We ended up back in the big main central restaurant and had huge pizzas and a couple more cocktails for dinner.  We planned the next day and decided to drive to Ocosingo via two sets of waterfalls: Misol-ha and Agua Azul. 

So the next day we set off quite early towards Misol-ha on a windy little road.  It took quite a while to get there and we were a bit nervous because these roads had been described as some of the most dangerous in Mexico and that tourist muggings, vehicle  hold-ups and robbery were not uncommon, but it was really quiet and peaceful and when we got there we walked down to the waterfall - thought about swimming in the beautiful but deep and cold water, but didn't.  Took a few pictures and then decided to move on to Agua Azul where it said there was nicer swomming and more to explore.

Agua Azul was a lot busier with hundreds of children selling stuff in the car park, loads of food and clothes stalls, but a really lovely area for swimming and several sets of stunning waterfalls.  We walked up to the top of the waterfalls, took loads of pictures and enjoyed relaxing and dipping our feet into the cool water.

When we got back down to the bottom we both went swimming in the shallow, calm water after having a little picnic.

After lunch we headed on to Ocosingo.  It started raining on the way and by the time we got to Ocosingo it was cold and grey.  We found a hotel and went up to the room for a sleep as it was raining hard and we didn't want to go out at that point.  We thought we'd go out for dinner and a walk around later.


The weather didn't improve much, but we decided to go and find an internet cafe and get a coffee somewhere.  We found a nice coffee place which had balconies looking over the square.  It was pretty cold though so we had to move away from the balcony table and go further inside.

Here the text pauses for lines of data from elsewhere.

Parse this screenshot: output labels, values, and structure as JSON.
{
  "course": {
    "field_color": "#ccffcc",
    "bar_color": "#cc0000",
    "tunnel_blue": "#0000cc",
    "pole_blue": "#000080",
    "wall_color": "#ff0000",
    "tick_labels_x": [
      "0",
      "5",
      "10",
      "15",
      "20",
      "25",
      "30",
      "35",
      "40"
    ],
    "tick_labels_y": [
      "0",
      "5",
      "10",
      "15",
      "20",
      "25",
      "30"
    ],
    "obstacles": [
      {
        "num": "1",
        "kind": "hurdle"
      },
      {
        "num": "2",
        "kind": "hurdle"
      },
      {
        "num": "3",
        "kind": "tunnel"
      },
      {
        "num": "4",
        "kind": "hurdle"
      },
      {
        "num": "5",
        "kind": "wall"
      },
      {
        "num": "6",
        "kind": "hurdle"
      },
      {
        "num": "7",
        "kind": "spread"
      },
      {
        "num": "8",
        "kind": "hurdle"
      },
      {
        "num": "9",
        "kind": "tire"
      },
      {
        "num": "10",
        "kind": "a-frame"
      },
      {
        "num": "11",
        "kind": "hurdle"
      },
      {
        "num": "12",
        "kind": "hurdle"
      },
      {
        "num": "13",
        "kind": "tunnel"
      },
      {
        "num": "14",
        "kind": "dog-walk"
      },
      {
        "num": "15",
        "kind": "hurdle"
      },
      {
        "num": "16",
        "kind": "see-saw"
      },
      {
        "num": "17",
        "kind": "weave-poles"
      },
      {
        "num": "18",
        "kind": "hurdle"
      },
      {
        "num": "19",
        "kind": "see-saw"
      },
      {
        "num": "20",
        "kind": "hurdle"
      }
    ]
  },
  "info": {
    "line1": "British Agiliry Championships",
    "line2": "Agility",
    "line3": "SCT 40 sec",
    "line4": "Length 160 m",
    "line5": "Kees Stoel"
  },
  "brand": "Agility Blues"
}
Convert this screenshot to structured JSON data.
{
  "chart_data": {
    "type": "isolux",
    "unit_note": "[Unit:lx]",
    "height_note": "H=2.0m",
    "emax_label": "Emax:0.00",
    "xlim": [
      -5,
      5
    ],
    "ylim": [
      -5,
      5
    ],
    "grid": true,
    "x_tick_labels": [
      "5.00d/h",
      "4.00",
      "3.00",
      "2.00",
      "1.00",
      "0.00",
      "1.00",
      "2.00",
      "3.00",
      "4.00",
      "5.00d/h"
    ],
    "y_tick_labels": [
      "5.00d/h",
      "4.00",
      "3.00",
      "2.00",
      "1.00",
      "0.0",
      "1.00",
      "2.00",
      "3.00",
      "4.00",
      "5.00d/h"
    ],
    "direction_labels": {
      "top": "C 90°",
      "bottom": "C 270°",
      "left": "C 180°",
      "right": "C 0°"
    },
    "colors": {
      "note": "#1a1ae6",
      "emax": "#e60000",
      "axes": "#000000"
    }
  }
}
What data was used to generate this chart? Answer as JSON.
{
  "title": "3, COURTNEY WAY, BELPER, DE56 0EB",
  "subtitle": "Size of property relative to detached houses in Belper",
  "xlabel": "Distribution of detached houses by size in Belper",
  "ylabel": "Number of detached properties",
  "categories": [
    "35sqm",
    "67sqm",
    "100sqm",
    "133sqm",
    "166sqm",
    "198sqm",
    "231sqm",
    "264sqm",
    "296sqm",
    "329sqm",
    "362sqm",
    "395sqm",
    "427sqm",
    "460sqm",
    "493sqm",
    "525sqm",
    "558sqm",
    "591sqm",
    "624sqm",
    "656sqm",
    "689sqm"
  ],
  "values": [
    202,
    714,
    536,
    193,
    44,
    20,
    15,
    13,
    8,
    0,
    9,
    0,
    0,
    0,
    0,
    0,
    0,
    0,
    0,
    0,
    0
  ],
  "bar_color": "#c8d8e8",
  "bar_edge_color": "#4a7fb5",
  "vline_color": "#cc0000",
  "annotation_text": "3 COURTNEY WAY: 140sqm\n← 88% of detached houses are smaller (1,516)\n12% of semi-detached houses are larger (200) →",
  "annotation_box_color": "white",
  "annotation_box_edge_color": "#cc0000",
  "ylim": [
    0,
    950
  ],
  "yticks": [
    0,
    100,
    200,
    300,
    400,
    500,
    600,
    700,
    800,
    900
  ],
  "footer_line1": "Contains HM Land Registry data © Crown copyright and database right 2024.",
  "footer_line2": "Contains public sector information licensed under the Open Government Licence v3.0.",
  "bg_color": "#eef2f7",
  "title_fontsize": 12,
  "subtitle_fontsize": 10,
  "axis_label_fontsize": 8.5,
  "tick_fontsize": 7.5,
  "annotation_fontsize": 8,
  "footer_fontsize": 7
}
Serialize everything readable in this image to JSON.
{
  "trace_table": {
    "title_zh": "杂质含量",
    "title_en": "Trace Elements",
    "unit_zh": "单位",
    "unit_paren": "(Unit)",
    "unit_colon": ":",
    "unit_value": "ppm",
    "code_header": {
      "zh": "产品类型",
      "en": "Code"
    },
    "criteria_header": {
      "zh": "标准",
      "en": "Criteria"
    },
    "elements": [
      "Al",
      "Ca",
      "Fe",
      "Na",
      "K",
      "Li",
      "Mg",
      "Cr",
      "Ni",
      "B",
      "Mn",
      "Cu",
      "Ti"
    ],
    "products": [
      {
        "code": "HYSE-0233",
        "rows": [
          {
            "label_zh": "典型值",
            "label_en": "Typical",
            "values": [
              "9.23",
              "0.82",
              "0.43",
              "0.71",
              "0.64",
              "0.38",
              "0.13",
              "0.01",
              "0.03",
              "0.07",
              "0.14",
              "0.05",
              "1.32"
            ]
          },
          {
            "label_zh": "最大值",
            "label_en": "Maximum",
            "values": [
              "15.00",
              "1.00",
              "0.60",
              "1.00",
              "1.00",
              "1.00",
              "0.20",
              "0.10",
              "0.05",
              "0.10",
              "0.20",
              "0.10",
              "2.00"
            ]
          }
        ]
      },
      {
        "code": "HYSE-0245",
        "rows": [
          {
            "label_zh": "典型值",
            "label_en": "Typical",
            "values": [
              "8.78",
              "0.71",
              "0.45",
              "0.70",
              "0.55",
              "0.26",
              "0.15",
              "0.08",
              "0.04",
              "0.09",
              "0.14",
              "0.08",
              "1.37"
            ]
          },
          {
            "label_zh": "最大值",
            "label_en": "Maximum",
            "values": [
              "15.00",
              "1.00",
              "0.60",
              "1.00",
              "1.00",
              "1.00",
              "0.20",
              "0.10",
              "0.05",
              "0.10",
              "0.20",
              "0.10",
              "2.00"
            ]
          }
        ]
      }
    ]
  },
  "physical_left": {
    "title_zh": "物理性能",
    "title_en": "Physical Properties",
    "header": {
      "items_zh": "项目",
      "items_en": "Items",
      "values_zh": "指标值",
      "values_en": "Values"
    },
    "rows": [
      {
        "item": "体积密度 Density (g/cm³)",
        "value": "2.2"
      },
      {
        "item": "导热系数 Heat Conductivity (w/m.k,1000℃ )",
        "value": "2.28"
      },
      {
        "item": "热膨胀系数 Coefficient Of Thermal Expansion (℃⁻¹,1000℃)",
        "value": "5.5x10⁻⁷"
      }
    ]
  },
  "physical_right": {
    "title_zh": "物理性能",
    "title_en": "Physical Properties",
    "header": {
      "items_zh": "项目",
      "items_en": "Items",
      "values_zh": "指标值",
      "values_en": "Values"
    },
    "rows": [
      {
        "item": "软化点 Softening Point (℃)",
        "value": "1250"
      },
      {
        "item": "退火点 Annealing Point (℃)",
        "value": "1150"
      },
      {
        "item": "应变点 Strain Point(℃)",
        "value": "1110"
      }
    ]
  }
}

We had a small dinner there and then bought a few more snacks to eat at the hotel.  Ocosingo is a pretty small and unremarkable town.  I think the only thing it's known for is the Zapatista movement and at the moment that's all pretty quiet.  So we decided to get up early the next day and visit Tonina (more ruins!) before the inevitable afternoon rain.

Tonina was really different to other ruins we'd been to and really empty and quiet.  It was all set into the hillside and just climbed and climbed with buildings and a lot of steps all seeming like part of one great big hillside building.

It was really fun to explore but kind of scary too as it had not been tidied up for tourists as much and some of the paths would have been closed off at other ruins, but there you could go anywhere you wanted.  Safety was your own concern!

Despite the lack of safety precautions we scrambled all the way to the top where we had a very close encounter with an eagle silently soaring past us, no more than a metre away, and breathtaking views of the valleys of Chiapas.  It really is a beautiful site, if a bit difficult to get to.

It was quite difficult to get back down from the top and we had to do most of it sitting down and sliding on our bums!  It was a bit nerve wracking but a really fun experience.

The museum there was nice and informative, but we knew it was time to get going so that we'd make it to our next big destination: San Cristobal before it got too late.  We stopped off at the supermarket in Ocosingo and stocked up with provisions and set off through Zapatista country to San Cristobal - a place we'd been looking forward to visting and the longest stay on our trip.